Category: Case Report

Overview

X-linked ichthyosis was diagnosed in a 2-year old boy with low maternal estriol serum levels during gestation. The prolonged delivery was terminated by Caesarian section due to fetal hypoxia and turbid amniotic fluid. Apgar score was uneventful, but early postnatal adaptation was complicated by failure to thrive and hypotonia followed on by hypernatremic dehydration and aspiration pneumonia in the second week of life. At this time, cutaneous manifestations of ichthyosis was also observed and severe psychomotor retardation developed since early infancy. Enzymatic investigations in the proband, his mother and her relatives including grandmother, sister and her son revealed steroid sulfatase (STS) deficiency and the cytogenetic analyses using FISH method revealed the microdeletion of STS gene.

The central nervous system impairment is usually not present in patients with X-linked ichthyosis. Although in our patient the role of hypernatremic dehydration and/or eventual hypoxia during aspiration pneumonia cannot be excluded as a cause of the postnatal CNS impairment, we suppose that also the perinatal hypoxia might be important in a boy with prolonged delivery resulting from low maternal estrogens and placental STS deficiency. Because the STS deficiency affects approximately 1 in 2–6000 males, the low estriol level in pregnant woman should be an alerting marker for physicians to give a though to possibility of X-linked ichthyosis.

Key words:
X-linked ichthyosis, steroid sulfatase, estriol, prolonged delivery, psychomotor retardation, growth impairment

Sources

1. Webster D, France JT, Shapiro LJ, Weiss R. X-linked ichthyosis due to steroid-sulphatase deficiency. Lancet 1978 Jan 14;1(8055): 70–72.

2. Elias PM, Crumrine D, Rassner U, Hachem JP, Menon GK, Man W, Choy MH, Leypoldt L, Feingold KR, Williams ML. Basis for abnormal desquamation and permeability barrier dysfunction in RXLI. J. Invest.

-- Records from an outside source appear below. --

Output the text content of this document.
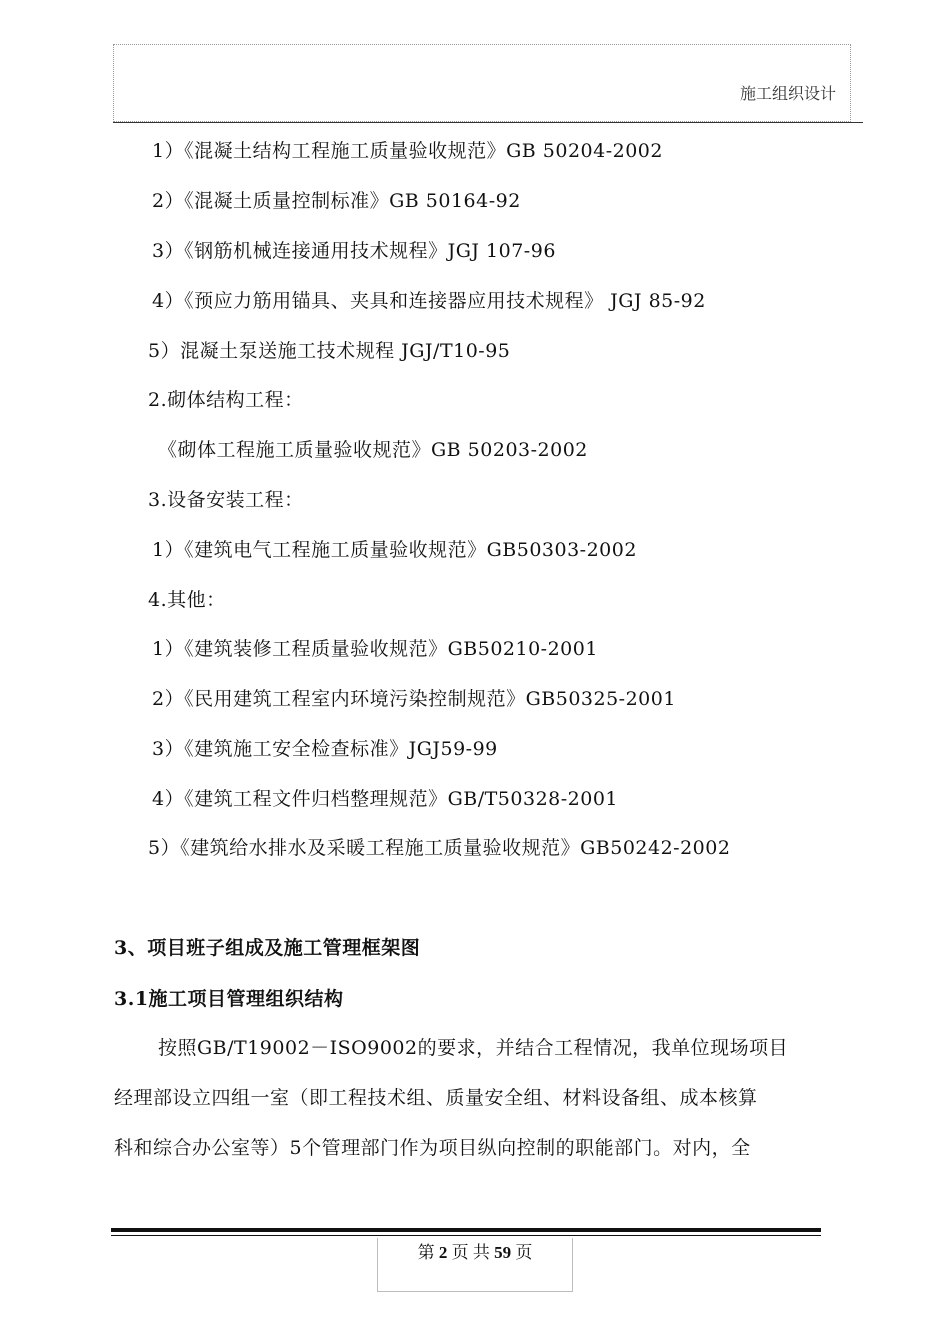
施工组织设计
1）《混凝土结构工程施工质量验收规范》GB 50204-2002
2）《混凝土质量控制标准》GB 50164-92
3）《钢筋机械连接通用技术规程》JGJ 107-96
4）《预应力筋用锚具、夹具和连接器应用技术规程》 JGJ 85-92
5）混凝土泵送施工技术规程 JGJ/T10-95
2.砌体结构工程：
《砌体工程施工质量验收规范》GB 50203-2002
3.设备安装工程：
1）《建筑电气工程施工质量验收规范》GB50303-2002
4.其他：
1）《建筑装修工程质量验收规范》GB50210-2001
2）《民用建筑工程室内环境污染控制规范》GB50325-2001
3）《建筑施工安全检查标准》JGJ59-99
4）《建筑工程文件归档整理规范》GB/T50328-2001
5）《建筑给水排水及采暖工程施工质量验收规范》GB50242-2002
3、项目班子组成及施工管理框架图
3.1施工项目管理组织结构
按照GB/T19002－ISO9002的要求，并结合工程情况，我单位现场项目
经理部设立四组一室（即工程技术组、质量安全组、材料设备组、成本核算
科和综合办公室等）5个管理部门作为项目纵向控制的职能部门。对内，全
第 2 页 共 59 页
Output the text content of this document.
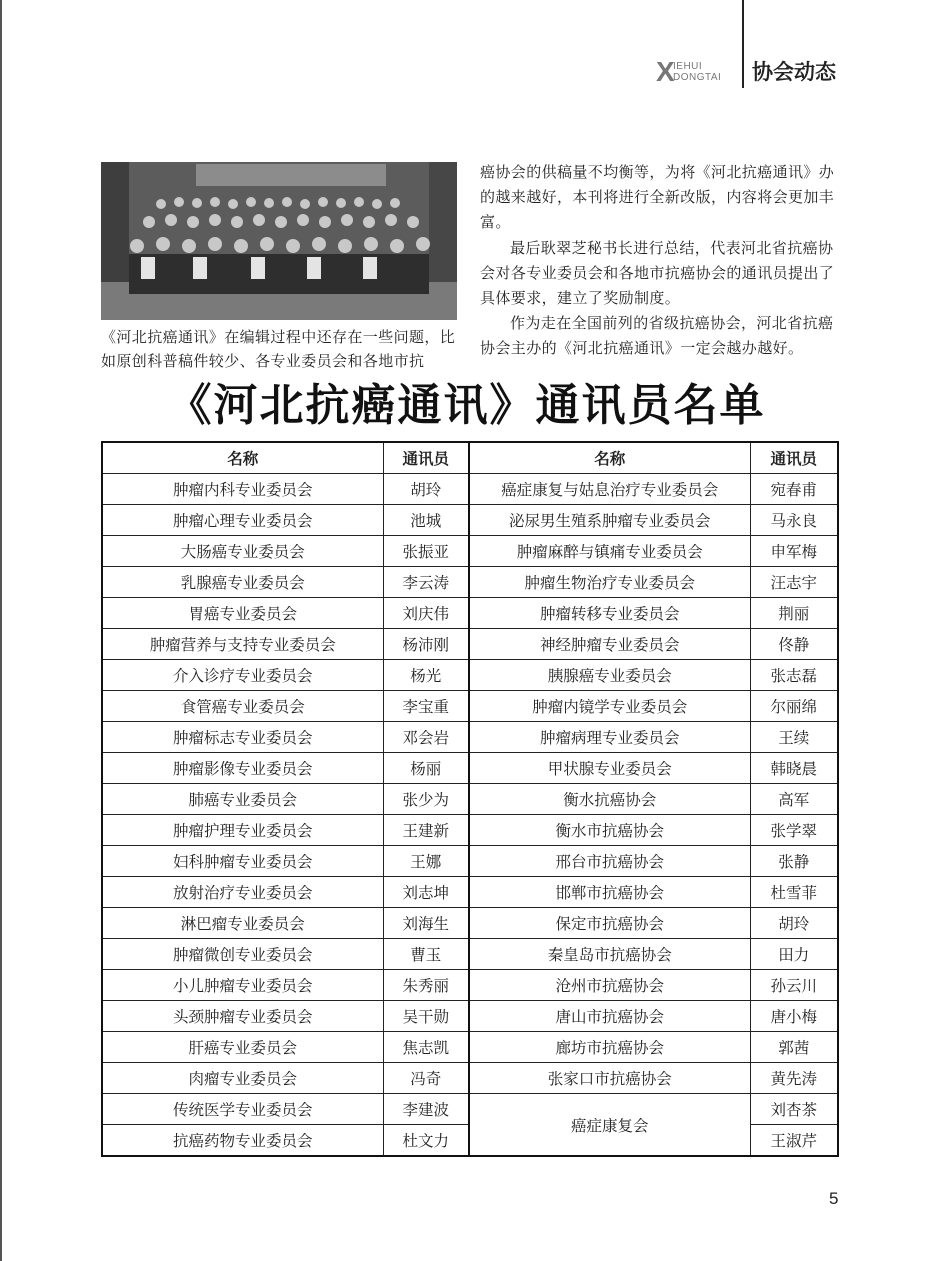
X
IEHUI
DONGTAI 协会动态
《河北抗癌通讯》在编辑过程中还存在一些问题，比如原创科普稿件较少、各专业委员会和各地市抗

癌协会的供稿量不均衡等，为将《河北抗癌通讯》办的越来越好，本刊将进行全新改版，内容将会更加丰富。

最后耿翠芝秘书长进行总结，代表河北省抗癌协会对各专业委员会和各地市抗癌协会的通讯员提出了具体要求，建立了奖励制度。

作为走在全国前列的省级抗癌协会，河北省抗癌协会主办的《河北抗癌通讯》一定会越办越好。

《河北抗癌通讯》通讯员名单
名称	通讯员	名称	通讯员
肿瘤内科专业委员会	胡玲	癌症康复与姑息治疗专业委员会	宛春甫
肿瘤心理专业委员会	池城	泌尿男生殖系肿瘤专业委员会	马永良
大肠癌专业委员会	张振亚	肿瘤麻醉与镇痛专业委员会	申军梅
乳腺癌专业委员会	李云涛	肿瘤生物治疗专业委员会	汪志宇
胃癌专业委员会	刘庆伟	肿瘤转移专业委员会	荆丽
肿瘤营养与支持专业委员会	杨沛刚	神经肿瘤专业委员会	佟静
介入诊疗专业委员会	杨光	胰腺癌专业委员会	张志磊
食管癌专业委员会	李宝重	肿瘤内镜学专业委员会	尔丽绵
肿瘤标志专业委员会	邓会岩	肿瘤病理专业委员会	王续
肿瘤影像专业委员会	杨丽	甲状腺专业委员会	韩晓晨
肺癌专业委员会	张少为	衡水抗癌协会	高军
肿瘤护理专业委员会	王建新	衡水市抗癌协会	张学翠
妇科肿瘤专业委员会	王娜	邢台市抗癌协会	张静
放射治疗专业委员会	刘志坤	邯郸市抗癌协会	杜雪菲
淋巴瘤专业委员会	刘海生	保定市抗癌协会	胡玲
肿瘤微创专业委员会	曹玉	秦皇岛市抗癌协会	田力
小儿肿瘤专业委员会	朱秀丽	沧州市抗癌协会	孙云川
头颈肿瘤专业委员会	吴干勋	唐山市抗癌协会	唐小梅
肝癌专业委员会	焦志凯	廊坊市抗癌协会	郭茜
肉瘤专业委员会	冯奇	张家口市抗癌协会	黄先涛
传统医学专业委员会	李建波	癌症康复会	刘杏茶
抗癌药物专业委员会	杜文力		王淑芹
5
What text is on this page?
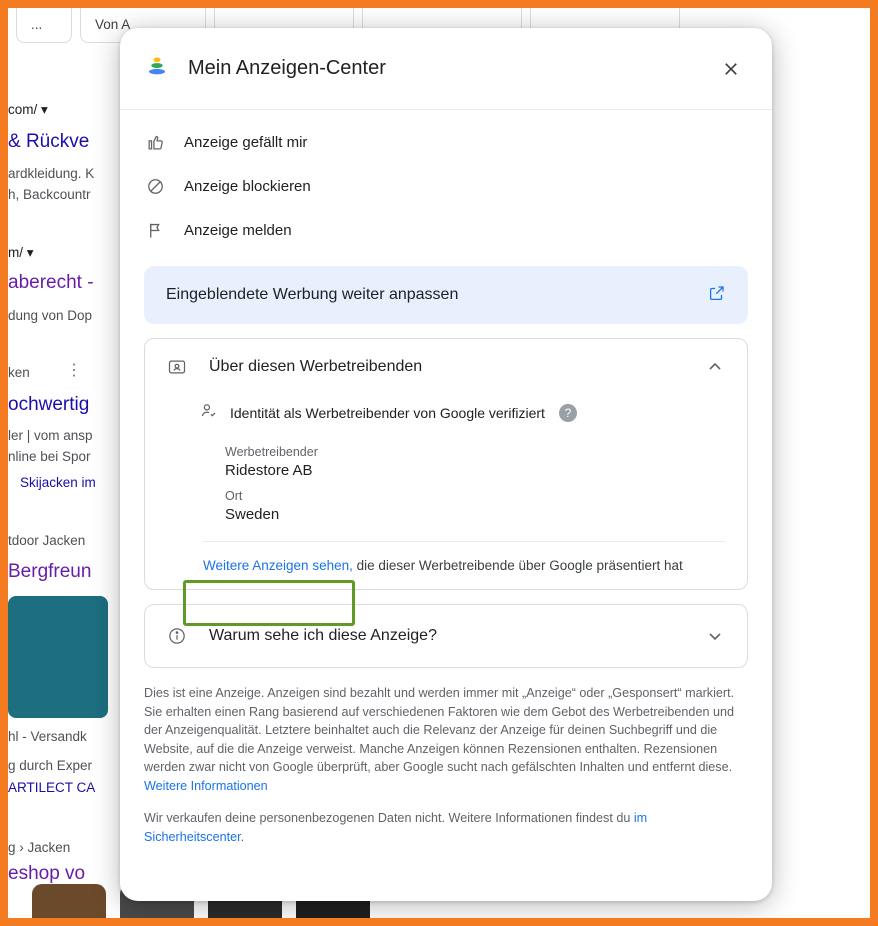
...	Von A
com/ ▾
& Rückve
ardkleidung. K
h, Backcountr
m/ ▾
aberecht -
dung von Dop
ken ⋮
ochwertig
ler | vom ansp
nline bei Spor
Skijacken im
tdoor Jacken
Bergfreun
hl - Versandk
g durch Exper
ARTILECT CA
g › Jacken
eshop vo
Mein Anzeigen-Center
Anzeige gefällt mir
Anzeige blockieren
Anzeige melden
Eingeblendete Werbung weiter anpassen
Über diesen Werbetreibenden
Identität als Werbetreibender von Google verifiziert	?
Werbetreibender
Ridestore AB
Ort
Sweden
Weitere Anzeigen sehen, die dieser Werbetreibende über Google präsentiert hat
Warum sehe ich diese Anzeige?

Dies ist eine Anzeige. Anzeigen sind bezahlt und werden immer mit „Anzeige“ oder „Gesponsert“ markiert. Sie erhalten einen Rang basierend auf verschiedenen Faktoren wie dem Gebot des Werbetreibenden und der Anzeigenqualität. Letztere beinhaltet auch die Relevanz der Anzeige für deinen Suchbegriff und die Website, auf die die Anzeige verweist. Manche Anzeigen können Rezensionen enthalten. Rezensionen werden zwar nicht von Google überprüft, aber Google sucht nach gefälschten Inhalten und entfernt diese. Weitere Informationen

Wir verkaufen deine personenbezogenen Daten nicht. Weitere Informationen findest du im Sicherheitscenter.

Dermatol. 2004 Feb;122(2): 314–319.

3. Hoyer H, Lykkesfeldt G, Ibsen HH, Brandrup F. Ichthyosis of steroid sulphatase deficiency. Clinical study of 76 cases. Dermatologica 1986;172(4): 184–190.

4. Costagliola C, Fabbrocini G, Illiano GM, Scibelli G, Delfino M. Ocular findings in X-linked ichthyosis: a survey on 38 cases. Ophthalmologica 1991;202(3): 152–155.

5. Felig P, Baxter JD, Frohman LA. Endocrinology and Metabolism. 3rd ed. Mc Graw Hill, 1995.

6. Sugawara T, Fujimoto S. The potential function of steroid sulphatase activity in steroid production and steroidogenic acute regulatory protein expression. Biochem. J. 2004 May 15;380(Pt1): 153–160.

7. Marshall I, Ugrasbul F, Manginello F, Wajnrajch MP, Shackleton CH, New MI, Vogiatzi MV. Congenital hypopituitarism as a cause of undetectable estriol levels in the maternal triple-marker screen. J. Clin. Endocrinol. Metab. 2003 Sep;88(9): 4144–4148.

8. Schleifer RA, Bradley LA, Richards DS, Ponting NR. Pregnancy outcome for women with very low levels of maternal serum unconjugated estriol on second-trimester screening. Am. J. Obstet. Gynecol. 1995 Oct;173(4): 1152–1156.

9. Berná L, Asfaw B, Conzelmann E, Černý B, Ledvinová J. Determination of urinary sulfatides and other lipids by combination of reversed-phase and thin-layer chromatographies. Anal. Biochem. 1999;269(2): 304–311.

10. Skoog WA, Beck WS. Studies on the fibrinogen, dextran and phytohemagglutinin methods of isolating leukocytes. Blood 1956;11: 436–454.

11. Diggelen OP, Konstantinidou AE, Bousema MT, Boer M, Bakx Th, Jöbsis AC. A fluorimetric assay of steroid sulphatase in leukocytes: Evidence for two genetically different enzymes with arylsulphatase C activity. J. Inher. Metab. Dis. 1989;12: 273–280.

12. Hartree EF. Determination of protein: A modification of the lowry method that gives a linear photometric response. Analytical Biochemistry 1972;48: 422–427.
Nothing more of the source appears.